So wait a minute, it was World Bicycle Day the other day and nobody told me????
World Bicycle Day is of course a key part of the globalist conspiracy to herd you all into 15-minute cities and force you to eat bugs:
According to the World Health Organization (WHO), safe infrastructure for walking and cycling is also a pathway for achieving greater health equity. For the poorest urban sector, who often cannot afford private vehicles, walking and cycling can provide a form of transport while reducing the risk of heart disease, stroke, certain cancers, diabetes, and even death. Accordingly, improved active transport is not only healthy; it is also equitable and cost-effective.
And no, I’m not kidding:

When you used to hear chirping sounds on the group ride you could be fairly sure it was someone’s chain, but now it could just as easily be the energy bar in their jersey pocket.
But yes, it’s true, no mode of transport is more equitable than cycling. Are you looking to stay healthy, live longer, and save money in the process? Or are you looking to blow $20,000 on a bike only to get killed by a distracted driver? No matter how you answered, cycling is the right choice.
And let’s not forget that cycling will somehow stop climate change:

Even though according to those graphs people love to post it coincides pretty much exactly with the invention of the modern bicycle:

Ergo ipso facto bicycles cause climate change.
Hey, who am I to deny the science?
Meanwhile, New York City yielded to its globalist overlords by temporarily renaming a tunnel:

They called it the “World Bicycle Day Bike Underpass:”
NEW YORK – New York City Department of Transportation Commissioner Ydanis Rodriguez today announced that the First Avenue Tunnel has been temporarily renamed the ‘World Bicycle Day Bike Underpass’ in celebration of World Bicycle Day on June 3. In 2018 the United Nations General Assembly declared June 3 as World Bicycle Day, recognizing the global impact of the bicycle on humanity. For over 200 years, the bicycle has revolutionized transportation for people around the world. World Bicycle Day is about celebrating the health, environmental, and social benefits of riding a bike. Cycling connects riders to essential infrastructure and services like education and healthcare, provides a healthy form of exercise, and contributes to cleaner air and less congestion on our streets.
Why the superflous “Bike” in the name, though? Why not just call it the “World Bicycle Day Underpass?” Not that I care about what they call stuff on First Avenue, mind you–I’m far more concerned with matters that impact me directly, such as the ongoing Hudson River Greenway closure:

Yet as much as it annoys me, I think maybe other people complaining about it annoys me even more. For example, consider this rhetorical question:
Tell us, would car owners put up with a crucial road closed for months with no detour?
Uh, there are congestion clusterfucks in this city that have been going on as long as I’ve been alive.

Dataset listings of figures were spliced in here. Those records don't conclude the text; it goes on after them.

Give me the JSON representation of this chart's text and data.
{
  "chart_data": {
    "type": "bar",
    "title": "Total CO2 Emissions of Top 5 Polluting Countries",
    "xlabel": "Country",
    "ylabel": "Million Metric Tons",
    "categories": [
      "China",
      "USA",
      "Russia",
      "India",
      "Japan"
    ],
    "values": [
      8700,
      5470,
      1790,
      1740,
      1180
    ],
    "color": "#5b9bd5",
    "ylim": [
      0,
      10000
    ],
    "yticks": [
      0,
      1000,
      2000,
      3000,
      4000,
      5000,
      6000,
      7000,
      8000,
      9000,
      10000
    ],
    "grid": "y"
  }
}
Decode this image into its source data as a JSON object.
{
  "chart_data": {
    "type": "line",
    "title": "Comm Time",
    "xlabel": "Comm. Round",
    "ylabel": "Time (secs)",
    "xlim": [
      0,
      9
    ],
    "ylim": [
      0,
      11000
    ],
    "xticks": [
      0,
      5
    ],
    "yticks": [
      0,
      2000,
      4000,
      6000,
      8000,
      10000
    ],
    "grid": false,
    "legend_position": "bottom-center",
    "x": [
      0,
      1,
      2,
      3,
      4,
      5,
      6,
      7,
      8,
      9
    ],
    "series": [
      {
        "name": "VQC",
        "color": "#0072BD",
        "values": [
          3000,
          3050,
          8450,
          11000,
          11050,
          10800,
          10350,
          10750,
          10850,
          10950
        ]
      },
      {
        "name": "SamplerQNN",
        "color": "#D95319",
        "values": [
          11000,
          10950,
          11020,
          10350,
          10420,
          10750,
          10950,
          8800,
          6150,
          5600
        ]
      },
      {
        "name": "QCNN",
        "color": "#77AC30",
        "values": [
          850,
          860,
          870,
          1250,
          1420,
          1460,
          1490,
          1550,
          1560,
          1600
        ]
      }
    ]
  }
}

Also, there is a detour, despite claims to the contrary:
“That’s not a detour, it goes to a different place, up a whole bunch of hills, it’s a different route,” Dave Thom, one of the principal organizers of the Inwood Owners Coalition. “It doesn’t start in the same spot, it doesn’t end in the same spot, and it involves a completely different set of circumstances.”
Yeah, what Dave is describing there is exactly a detour. Sure, it may not be the literal dictionary definition of the word, but whether we’re talking about driving or cycling or walking or anything else it’s probably the best practical explanation of what a detour is that I’ve ever read.
And yes, I’m still annoyed about the detour, but at least they’re fixing it. And that’s good World Bicycle Day news for the “poorest urban sector” and the monied Freds on their rapidly depreciating Canyons alike:

Okay, it’s the company’s shares and not the bikes themselves that are depreciating, but still:
Canyon suffered a net loss of €38 million (£32m) last year, with the investment company who bought just over 50 per cent of the business in 2020 for €400 million (£337m) now saying their shares are worth 43 per cent less than in 2023 and 35 per cent less than what they invested five years ago.
I guess that’s why Canyon is now takin’ it to the river:

Like a prostitue moving from the hotel bar to the street corner, Canyon is looking to meet “a new consumer:”
Targeting casual to intermediate riders, Canyon’s Amazon storefront has bikes ranging from just over $1,000 to $5,599.
So basically they’re saying goodbye to PNS…

And hello to Sponeed:

Sponeed does sound like something a PNS would leave behind, doesn’t it?